Tele-emergency care reduces emergency department visits
Among veterans triaged as needing urgent evaluation, tele-emergency care was linked to fewer emergency department visits without higher death rates.
*Retrospective cohort study; Level 2b (OCEBM).
Citation
Li KY, Tran LD, Rose L, Ferguson JM, Urech TH, Engstrom Buggaveeti A, Vashi AA. Acute Care Use and Mortality by Tele-Emergency Care Use, Modality, and Clinician Type. JAMA Network Open. 2026;9(4):e265406. doi:10.1001/jamanetworkopen.2026.5406
Background
Emergency department crowding is common, and nurse advice lines often err toward sending patients to the emergency department. Tele-emergency care adds a real-time virtual visit with an emergency clinician to refine next-step decisions.
Patients
719,028 United States veterans making 2,511,932 nurse advice line calls (Jan 2018–Apr 2024), during weekdays 8 AM–6 PM, triaged as needing clinician evaluation within 8 hours.

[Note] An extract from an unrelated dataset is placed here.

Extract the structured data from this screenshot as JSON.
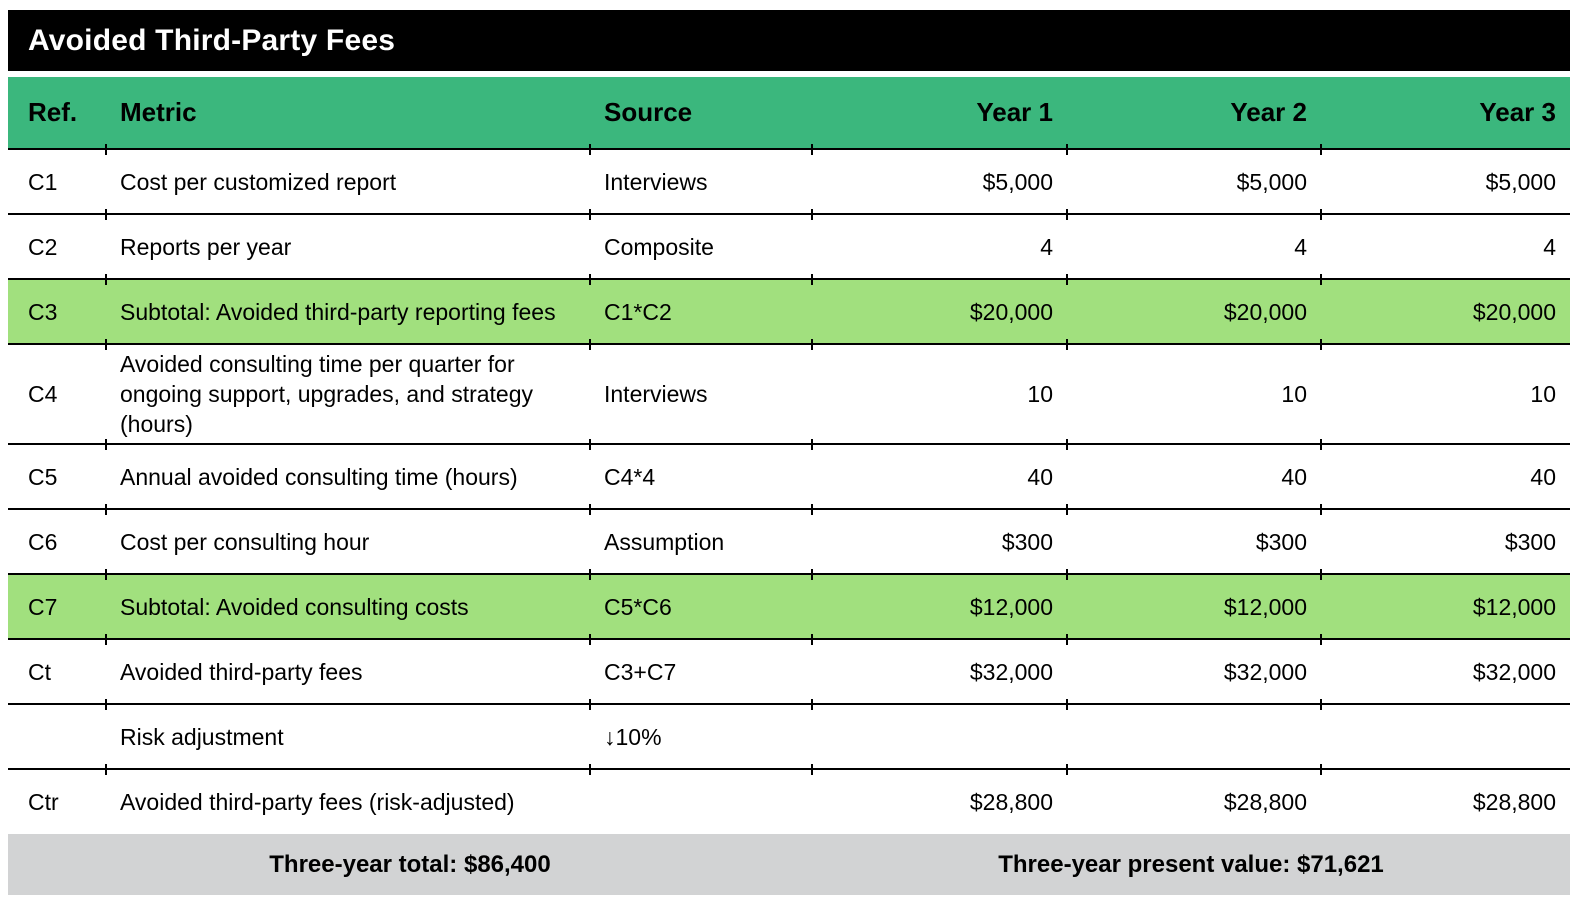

Excluded: less-urgent triage, missing key baseline data, and certain sites/workflows not addressing higher-acuity concerns.
Intervention
Tele-emergency care visit (phone or video; physician or advanced practice clinician).
Control
Usual nurse advice line triage without tele-emergency care.
Outcome
(Primary) Emergency department visit within 7 days; (Secondary) hospitalization within 7 days; death within 30 days.
Follow-up Period
7 days (use), 30 days (death).
Results
| Outcome (tele-emergency care vs usual care) |
Absolute difference |
Approx. visits needed to prevent one event |
| Emergency department visit within 7 days (primary) |
28.5% vs 45.0% (−16.5%) |
~6 |
| Hospitalization within 7 days |
−2.1% |
~48 |
Effects were larger for higher-acuity calls (emergent: −22.0% emergency department visits; ~5 needed to prevent one visit). Death within 30 days did not differ. Differences by phone vs video and by clinician type were small; facility-wide rollout was linked to only a small emergency department reduction (−2.6%) for emergent calls.
Limitations
Observational design may leave unmeasured differences between groups. Results may not generalize beyond mostly older male veterans and business hours. Some non–Veterans Affairs care may be missed. Facility-level impact was modest, likely due to low uptake.
Funding
Emergency Medicine Foundation; Veterans Affairs Quality Enhancement Research Initiative.
Clinical Application
Consider tele-emergency care after nurse triage to reduce emergency department use, especially for higher-acuity calls, without apparent short-term harm; prioritize improving program uptake.